PHOENIX — Alexa, Siri and Google — oh my!
Smart speakers have become commonplace in many households, but there continues to be a growing concern when it comes to privacy — or lack of — once you introduce one of these speakers to your home.
After a recent push for stricter privacy laws in Europe, Amazon reminded customers there are ways to opt out of Alexa recording you… kind of.
Ken Colburn with Data Doctors told KTAR News 92.3 FM on Tuesday there are two settings to be aware of when opting out: recorded history and human reviews.
“You can go into the Alexa app and actually delete the history,” he said. “So the stuff that you basically have said, that they have a recording of, you can say, “hey, I’d like to have that removed.”

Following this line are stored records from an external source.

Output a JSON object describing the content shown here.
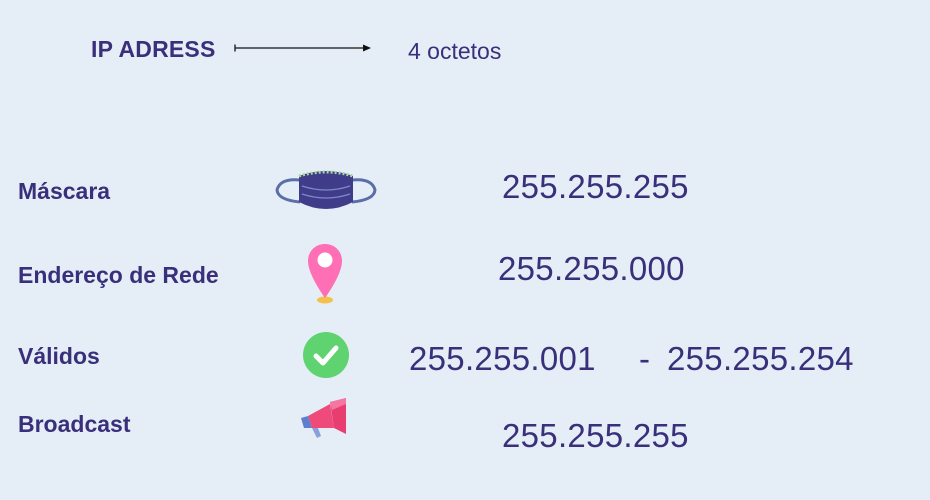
{
  "header": {
    "title": "IP ADRESS",
    "subtitle": "4 octetos"
  },
  "colors": {
    "background": "#e5eef6",
    "text": "#3a2f7a",
    "mask": "#3f3d8a",
    "pin": "#ff6fb5",
    "check": "#5ed36f",
    "megaphone": "#ee4a7a"
  },
  "rows": [
    {
      "label": "Máscara",
      "icon": "face-mask-icon",
      "value": "255.255.255"
    },
    {
      "label": "Endereço de Rede",
      "icon": "location-pin-icon",
      "value": "255.255.000"
    },
    {
      "label": "Válidos",
      "icon": "check-circle-icon",
      "value_start": "255.255.001",
      "separator": "-",
      "value_end": "255.255.254"
    },
    {
      "label": "Broadcast",
      "icon": "megaphone-icon",
      "value": "255.255.255"
    }
  ]
}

Colburn said the human review portion is a little different.
“As good as computers are at recognizing voice it’s not even close to what a human is,” he said. “There are third party contractors with all these companies that specialize in this, that can basically break down what was actually being said so that it’s being properly translated by the AI and machine learning. These computers are learning how humans interact through voice.”
He said the reason for this isn’t meant to steal your data but rather to perfect these voice enabled systems.
“That’s the big race in technology right now, is to be the leader in voice recognition because that’s going to replace the key board, it’s going to replace us taping on screens,” Colburn explained. “So, that’s the big dog fight going on right now. So, the more information they can pull into their system the better, which is why they’re grabbing any and all bits of data to improve their system.”
If you do want to remove your recordings go into the settings portion of your Alexa app. From there, select “Alexa privacy,” then click “manage how your data improves Alexa.” Then you will see a menu screen that lays out your options.
Unfortunately, Colburn said, even if you do opt out of these recordings, it won’t really change much.
“I’m personally not really worried about the privacy issue,” he said. “If you are, then you need to stop using credit cards, stay off the Internet and I’m not really sure where you should live. This notion of being private in the digital age is pretty tough to do.”